On Charged Fields with Group Symmetry and Degeneracies of Verlinde's Matrix S

TL;DR

This paper proves that in certain quantum field theories with symmetry groups, the degeneracies of Verlinde's S-matrix correspond to orbifold theories, clarifying the structure of superselection sectors.

Contribution

It demonstrates that degenerate theories are orbifold theories and confirms Rehren's conjecture about the non-degeneracy of the enlarged theory.

Findings

The field net has no nontrivial DHR sectors if observables have finitely many sectors.

Degenerate theories are shown to be orbifold theories.

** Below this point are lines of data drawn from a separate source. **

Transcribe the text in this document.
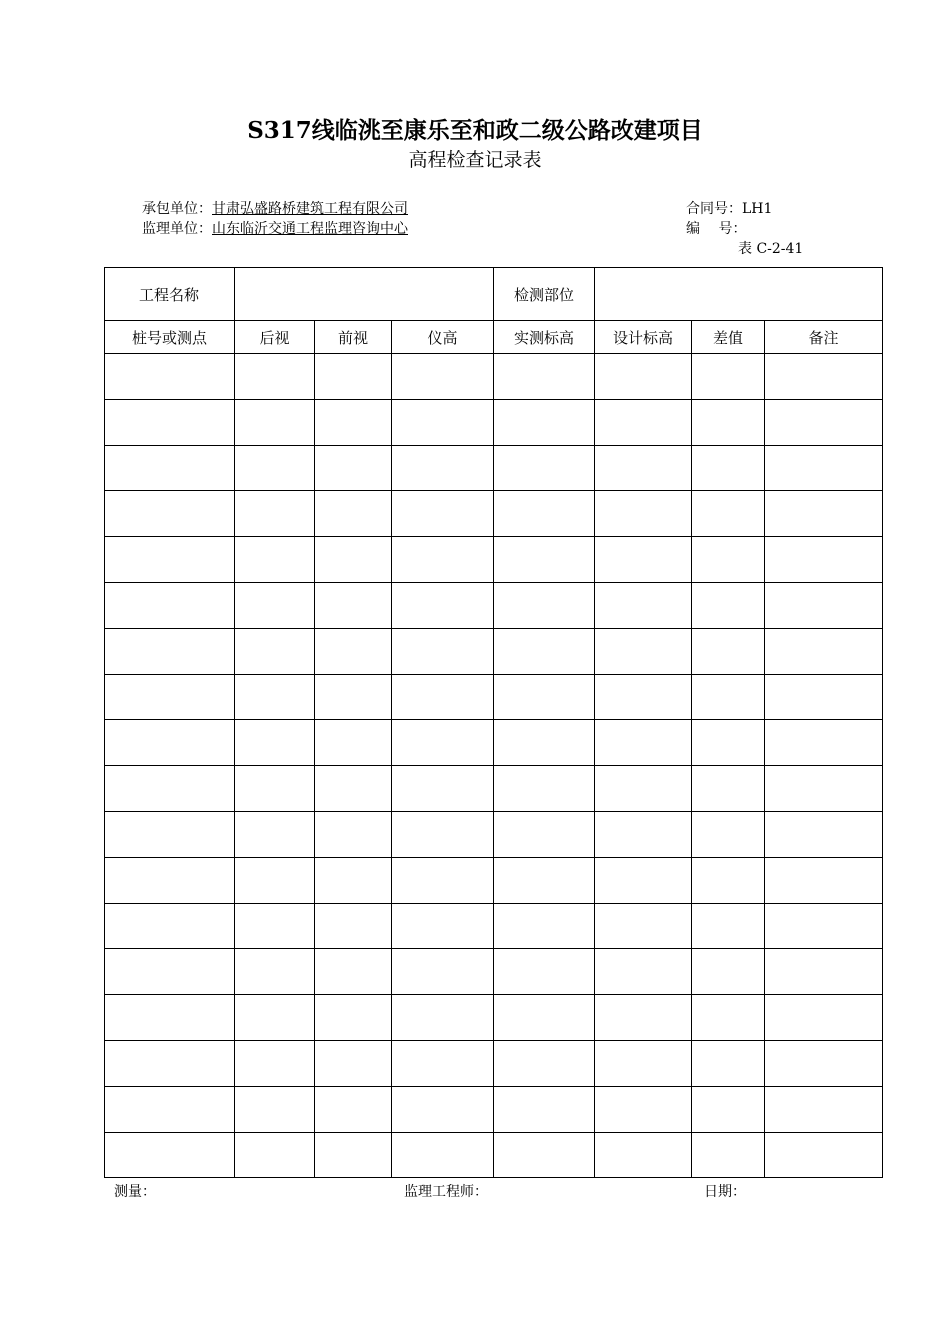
S317线临洮至康乐至和政二级公路改建项目
高程检查记录表
承包单位：甘肃弘盛路桥建筑工程有限公司
监理单位：山东临沂交通工程监理咨询中心
合同号：LH1
编　 号：
表 C-2-41
工程名称				检测部位			
桩号或测点	后视	前视	仪高	实测标高	设计标高	差值	备注

测量：	监理工程师：	日期：
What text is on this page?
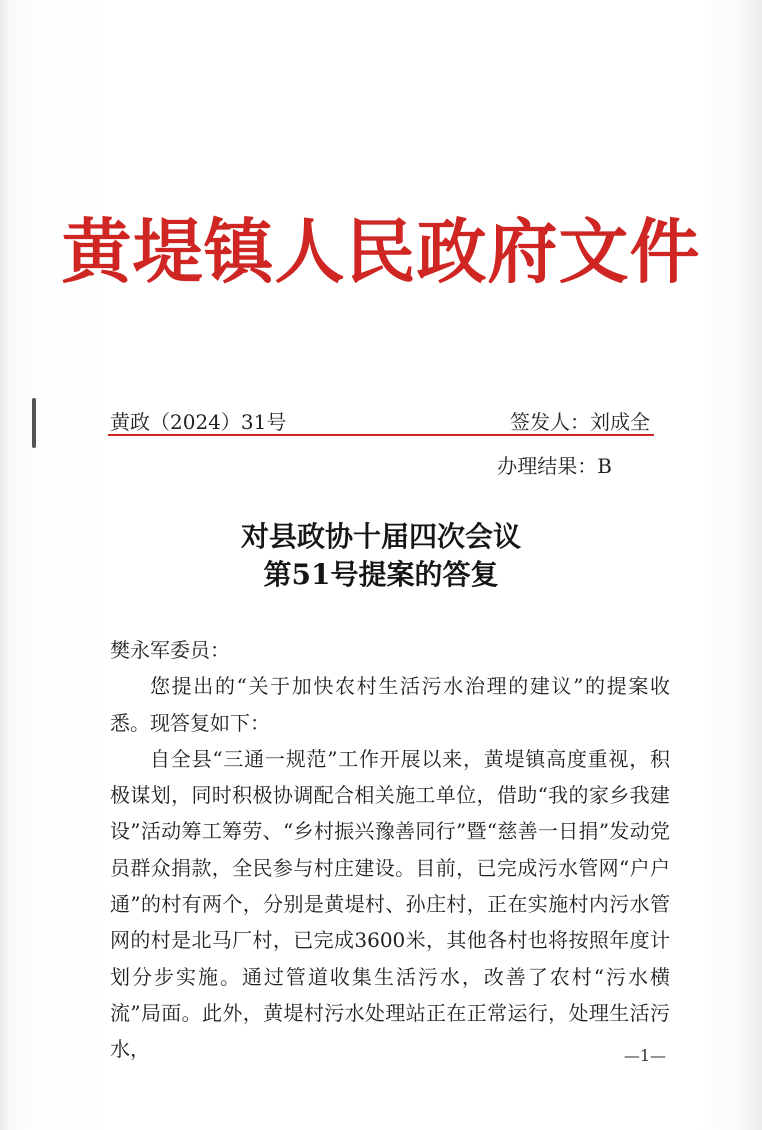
黄堤镇人民政府文件
黄政（2024）31号	签发人：刘成全
办理结果：B
对县政协十届四次会议
第51号提案的答复

樊永军委员：

您提出的“关于加快农村生活污水治理的建议”的提案收悉。现答复如下：

自全县“三通一规范”工作开展以来，黄堤镇高度重视，积极谋划，同时积极协调配合相关施工单位，借助“我的家乡我建设”活动筹工筹劳、“乡村振兴豫善同行”暨“慈善一日捐”发动党员群众捐款，全民参与村庄建设。目前，已完成污水管网“户户通”的村有两个，分别是黄堤村、孙庄村，正在实施村内污水管网的村是北马厂村，已完成3600米，其他各村也将按照年度计划分步实施。通过管道收集生活污水，改善了农村“污水横流”局面。此外，黄堤村污水处理站正在正常运行，处理生活污水，	—1—
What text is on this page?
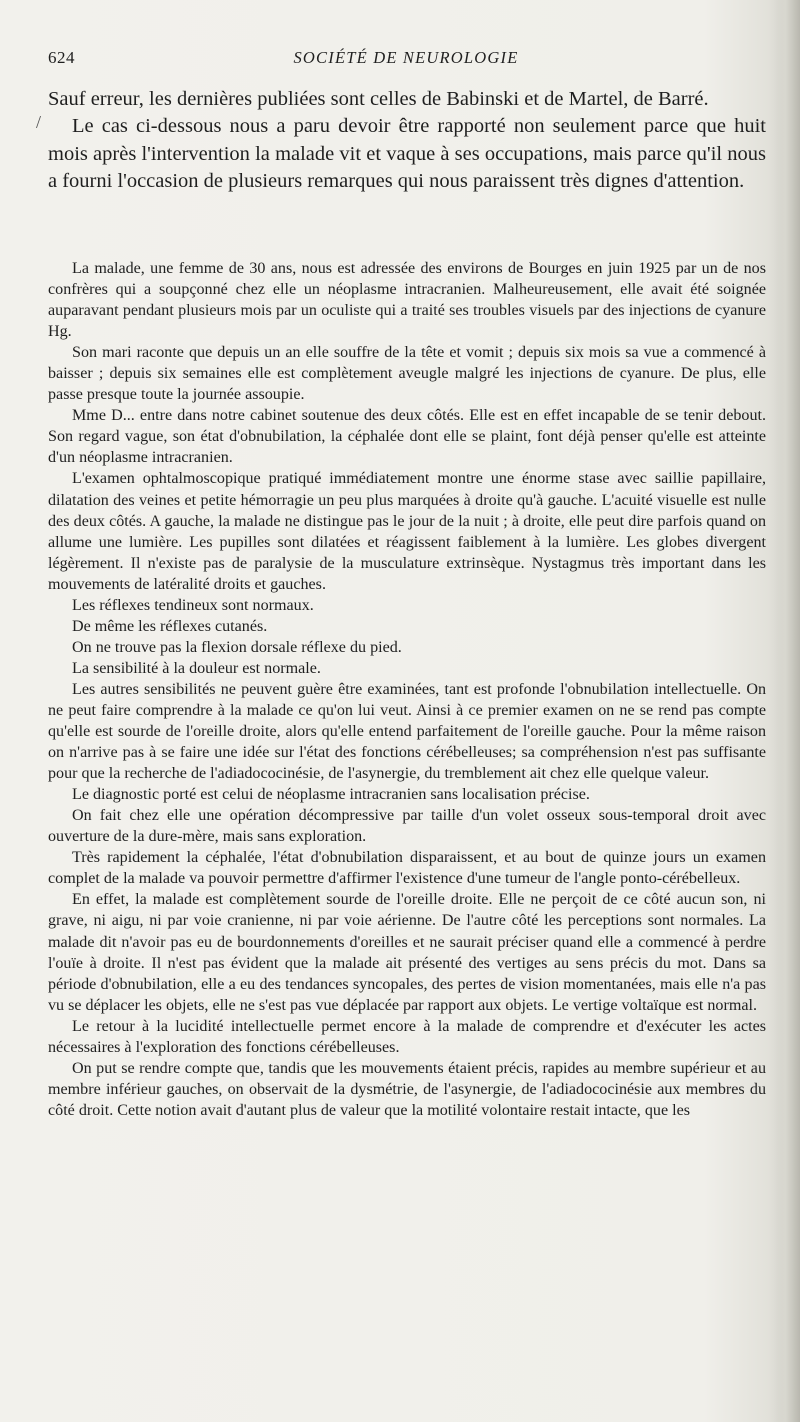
624	SOCIÉTÉ DE NEUROLOGIE
/

Sauf erreur, les dernières publiées sont celles de Babinski et de Martel, de Barré.

Le cas ci-dessous nous a paru devoir être rapporté non seulement parce que huit mois après l'intervention la malade vit et vaque à ses occupations, mais parce qu'il nous a fourni l'occasion de plusieurs remarques qui nous paraissent très dignes d'attention.

La malade, une femme de 30 ans, nous est adressée des environs de Bourges en juin 1925 par un de nos confrères qui a soupçonné chez elle un néoplasme intracranien. Malheureusement, elle avait été soignée auparavant pendant plusieurs mois par un oculiste qui a traité ses troubles visuels par des injections de cyanure Hg.

Son mari raconte que depuis un an elle souffre de la tête et vomit ; depuis six mois sa vue a commencé à baisser ; depuis six semaines elle est complètement aveugle malgré les injections de cyanure. De plus, elle passe presque toute la journée assoupie.

Mme D... entre dans notre cabinet soutenue des deux côtés. Elle est en effet incapable de se tenir debout. Son regard vague, son état d'obnubilation, la céphalée dont elle se plaint, font déjà penser qu'elle est atteinte d'un néoplasme intracranien.

L'examen ophtalmoscopique pratiqué immédiatement montre une énorme stase avec saillie papillaire, dilatation des veines et petite hémorragie un peu plus marquées à droite qu'à gauche. L'acuité visuelle est nulle des deux côtés. A gauche, la malade ne distingue pas le jour de la nuit ; à droite, elle peut dire parfois quand on allume une lumière. Les pupilles sont dilatées et réagissent faiblement à la lumière. Les globes divergent légèrement. Il n'existe pas de paralysie de la musculature extrinsèque. Nystagmus très important dans les mouvements de latéralité droits et gauches.

Les réflexes tendineux sont normaux.

De même les réflexes cutanés.

On ne trouve pas la flexion dorsale réflexe du pied.

La sensibilité à la douleur est normale.

Les autres sensibilités ne peuvent guère être examinées, tant est profonde l'obnubilation intellectuelle. On ne peut faire comprendre à la malade ce qu'on lui veut. Ainsi à ce premier examen on ne se rend pas compte qu'elle est sourde de l'oreille droite, alors qu'elle entend parfaitement de l'oreille gauche. Pour la même raison on n'arrive pas à se faire une idée sur l'état des fonctions cérébelleuses; sa compréhension n'est pas suffisante pour que la recherche de l'adiadococinésie, de l'asynergie, du tremblement ait chez elle quelque valeur.

Le diagnostic porté est celui de néoplasme intracranien sans localisation précise.

On fait chez elle une opération décompressive par taille d'un volet osseux sous-temporal droit avec ouverture de la dure-mère, mais sans exploration.

Très rapidement la céphalée, l'état d'obnubilation disparaissent, et au bout de quinze jours un examen complet de la malade va pouvoir permettre d'affirmer l'existence d'une tumeur de l'angle ponto-cérébelleux.

En effet, la malade est complètement sourde de l'oreille droite. Elle ne perçoit de ce côté aucun son, ni grave, ni aigu, ni par voie cranienne, ni par voie aérienne. De l'autre côté les perceptions sont normales. La malade dit n'avoir pas eu de bourdonnements d'oreilles et ne saurait préciser quand elle a commencé à perdre l'ouïe à droite. Il n'est pas évident que la malade ait présenté des vertiges au sens précis du mot. Dans sa période d'obnubilation, elle a eu des tendances syncopales, des pertes de vision momentanées, mais elle n'a pas vu se déplacer les objets, elle ne s'est pas vue déplacée par rapport aux objets. Le vertige voltaïque est normal.

Le retour à la lucidité intellectuelle permet encore à la malade de comprendre et d'exécuter les actes nécessaires à l'exploration des fonctions cérébelleuses.

On put se rendre compte que, tandis que les mouvements étaient précis, rapides au membre supérieur et au membre inférieur gauches, on observait de la dysmétrie, de l'asynergie, de l'adiadococinésie aux membres du côté droit. Cette notion avait d'autant plus de valeur que la motilité volontaire restait intacte, que les
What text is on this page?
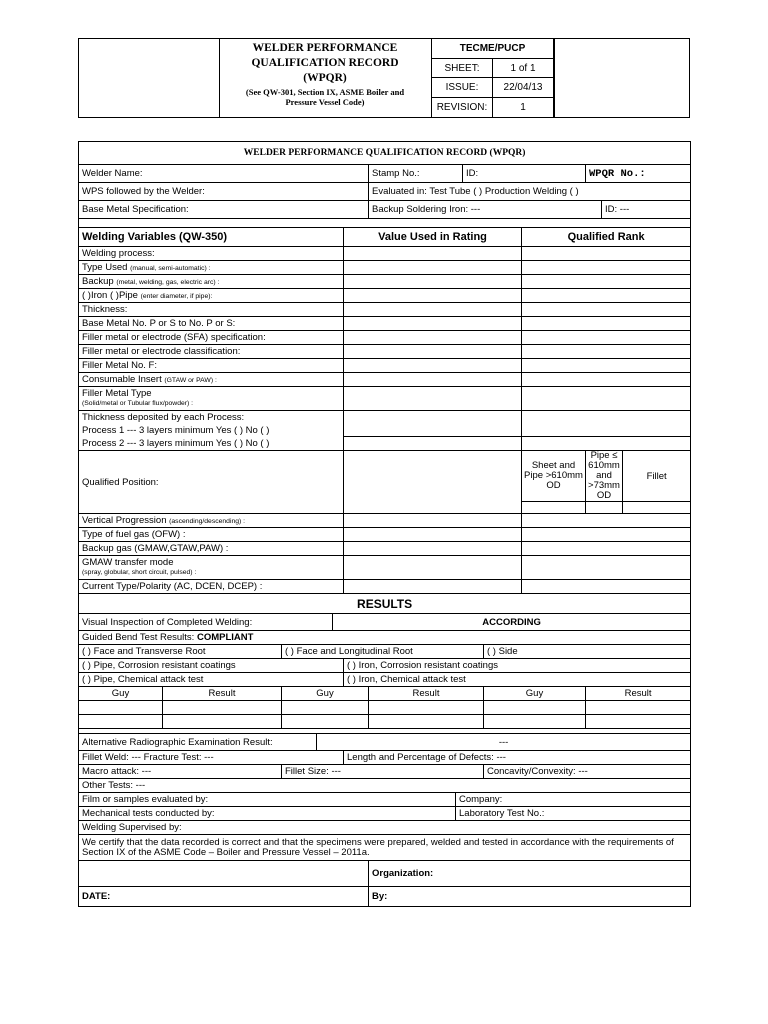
WELDER PERFORMANCE
QUALIFICATION RECORD
(WPQR)
(See QW-301, Section IX, ASME Boiler and Pressure Vessel Code)
TECME/PUCP	
SHEET:	1 of 1
ISSUE:	22/04/13
REVISION:	1
WELDER PERFORMANCE QUALIFICATION RECORD (WPQR)													
Welder Name:						Stamp No.:		ID:			WPQR No.:		
WPS followed by the Welder:						Evaluated in: Test Tube ( ) Production Welding ( )							
Base Metal Specification:						Backup Soldering Iron: ---						ID: ---	

Welding Variables (QW-350)					Value Used in Rating					Qualified Rank			
Welding process:													
Type Used (manual, semi-automatic) :													
Backup (metal, welding, gas, electric arc) :													
( )Iron ( )Pipe (enter diameter, if pipe):													
Thickness:													
Base Metal No. P or S to No. P or S:													
Filler metal or electrode (SFA) specification:													
Filler metal or electrode classification:													
Filler Metal No. F:													
Consumable Insert (GTAW or PAW) :													

Filler Metal Type
(Solid/metal or Tubular flux/powder) :													

Thickness deposited by each Process:													
Process 1 --- 3 layers minimum Yes ( ) No ( )													
Process 2 --- 3 layers minimum Yes ( ) No ( )													
Qualified Position:										Sheet and Pipe >610mm OD	Pipe ≤ 610mm and >73mm OD		Fillet

Vertical Progression (ascending/descending) :													
Type of fuel gas (OFW) :													
Backup gas (GMAW,GTAW,PAW) :													

GMAW transfer mode
(spray, globular, short circuit, pulsed) :													

Current Type/Polarity (AC, DCEN, DCEP) :													
RESULTS													
Visual Inspection of Completed Welding:				ACCORDING									
Guided Bend Test Results: COMPLIANT													
( ) Face and Transverse Root		( ) Face and Longitudinal Root							( ) Side				
( ) Pipe, Corrosion resistant coatings					( ) Iron, Corrosion resistant coatings								
( ) Pipe, Chemical attack test					( ) Iron, Chemical attack test								
Guy	Result	Guy				Result			Guy		Result		

Alternative Radiographic Examination Result:			---										
Fillet Weld: --- Fracture Test: ---					Length and Percentage of Defects: ---								
Macro attack: ---		Fillet Size: ---							Concavity/Convexity: ---				
Other Tests: ---													
Film or samples evaluated by:							Company:						
Mechanical tests conducted by:							Laboratory Test No.:						
Welding Supervised by:													
We certify that the data recorded is correct and that the specimens were prepared, welded and tested in accordance with the requirements of Section IX of the ASME Code – Boiler and Pressure Vessel – 2011a.													
						Organization:							
DATE:						By:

The symmetry in generic models factorizes into a group part and a quantum part.

Abstract

We consider the complete normal field net with compact symmetry group constructed by Doplicher and Roberts starting from a net of local observables in >=2+1 spacetime dimensions and its set of localized (DHR) representations. We prove that the field net does not possess nontrivial DHR sectors, provided the observables have only finitely many sectors. Whereas the superselection structure in 1+1 dimensions typically does not arise from a group, the DR construction is applicable to `degenerate sectors', the existence of which (in the rational case) is equivalent to non-invertibility of Verlinde's S-matrix. We prove Rehren's conjecture that the enlarged theory is non-degenerate, which implies that every degenerate theory is an `orbifold' theory. Thus, the symmetry of a generic model `factorizes' into a group part and a pure quantum part which still must be clarified.